Thursday, 4 October 2012

As housing market slows, industry scrambles to paint positive picture

Garry Marr

Organized real estate is unable, it seems, to admit the glory days may be behind it.

Sales plummet in major markets and the industry comes up with a new explanation for the decline, draping its comments with a sense that everything is just fine. The excuses are piling up.
This month’s gem comes from the Toronto Real Estate Board: It complained September didn’t have enough working days — too many weekends.
I always thought people bought homes on weekends, but it seems the transactions are registered during the week.
“The number of transactions was down 21% in comparison to September 2011,” said TREB in a release. “However, it is important to note that there were two fewer working days in September 2012.”
This logic has produced a new measure from TREB: Sales were down only 12.5% — not the actual 21% — from a year ago on a “working-day basis.”
This will only make the conspiratorially minded angrier — most of them convinced that the so-called benchmark indices produced by organized real estate are covering up a major decline.
Vancouver’s real estate board likes to tout what it calls the MLS HPI (home price index) composite benchmark price for all residential properties.

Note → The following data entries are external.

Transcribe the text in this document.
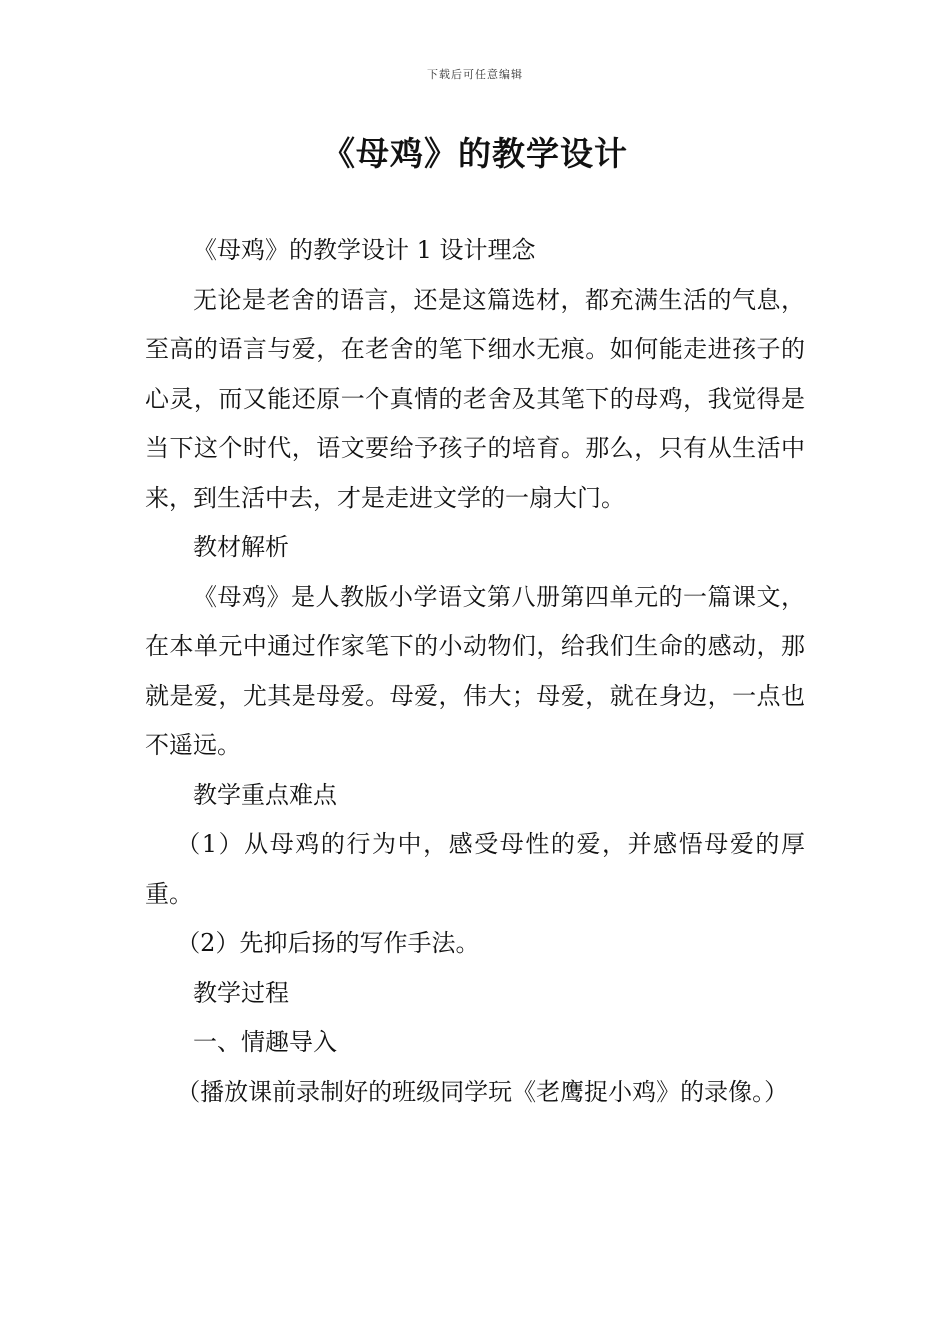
下载后可任意编辑
《母鸡》的教学设计

《母鸡》的教学设计 1 设计理念

无论是老舍的语言，还是这篇选材，都充满生活的气息，至高的语言与爱，在老舍的笔下细水无痕。如何能走进孩子的心灵，而又能还原一个真情的老舍及其笔下的母鸡，我觉得是当下这个时代，语文要给予孩子的培育。那么，只有从生活中来，到生活中去，才是走进文学的一扇大门。

教材解析

《母鸡》是人教版小学语文第八册第四单元的一篇课文，在本单元中通过作家笔下的小动物们，给我们生命的感动，那就是爱，尤其是母爱。母爱，伟大；母爱，就在身边，一点也不遥远。

教学重点难点

（1）从母鸡的行为中，感受母性的爱，并感悟母爱的厚重。

（2）先抑后扬的写作手法。

教学过程

一、情趣导入

（播放课前录制好的班级同学玩《老鹰捉小鸡》的录像。）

It was down 0.8% to $606,100 in September from a year ago and off 2.3% over the past three months.
Doesn’t sound too bad. But when you pull out actual sales data, you find year-over-year prices in August in Canada’s most expensive housing market were off 6.9%. For the first two-thirds of the year, prices fell 7.3%. The decline is happening; it’s the severity that seems to be under dispute.
The industry will tell you the benchmark is a more realistic measure because it is not skewed by, say, a sudden swing in sales in one segment of the market.
“The HPI takes into consideration what averages and medians do not — items such as lot size, age, number of rooms, etc. These features become the composite of the ‘typical house’ in a given area,” says Vancouver’s board on its website.
David Madani, an economist at Capital Economics, chuckles at some of the language used in real estate circles.
“It’s a bit lame,” says the notorious bear on the housing market. 
“The answer is to ignore what they are saying. Sales are plummeting in Toronto and Vancouver. I say get used to this because this is going to go on for a couple of years. Our view is a 25% price decline.”
The normal course in any cycle is for sales to correct first and then for prices to follow, he adds. “There is a time lag, that’s what happened in the United States. There’s a time lag as sellers hold on, refusing to drop their asking price, eventually they acknowledge the market has shifted under them.”
Real estate’s other complaint these days is that Ottawa’s mortgage rules, introduced July 9, savaged the market. One of the main changes was the dropping of amortization lengths from 30 years to 25 years, which has the impact of handing the consumer a larger monthly payment.
Vince Gaetano, a principal at monstermortgage.ca says a tightening of lending requirements which affected the self-employed might be the bigger factor. But still, he wonders whether the housing market just needs a break.
“I think the market is tired,” says Mr. Gaetano, adding the impact of amortization changes is probably cumulative. The maximum amortization length for a government-backed insured mortgage has declined from 40 years in 2008.
“Every five-year drop represented a 1% interest rate hike in cash flow,” says Mr. Gaetano. “All of [the rule changes] have layered on top of each other. It’s a cash flow crunch. I think the reality is real estate is slowing down.”
Even Phil Soper, chief executive of Royal LePage Real Estate Services Inc., is feeling the heat to promote real estate after his company’s release yesterday suggested a decline is to be expected after a long expansion. “I got a hate email from someone in the industry saying ‘how could you talk about negative things in the housing industry.’ Well it’s a cyclical industry,” says Mr. Soper.
It’s not like his release didn’t have any positive spin: “The dream of home ownership is very much alive among young Canadians,” the CEO said in his release.
Maybe that’s not good enough. Perhaps no U.S. style housing nightmare is coming but the dream of home ownership is fading for some Canadians.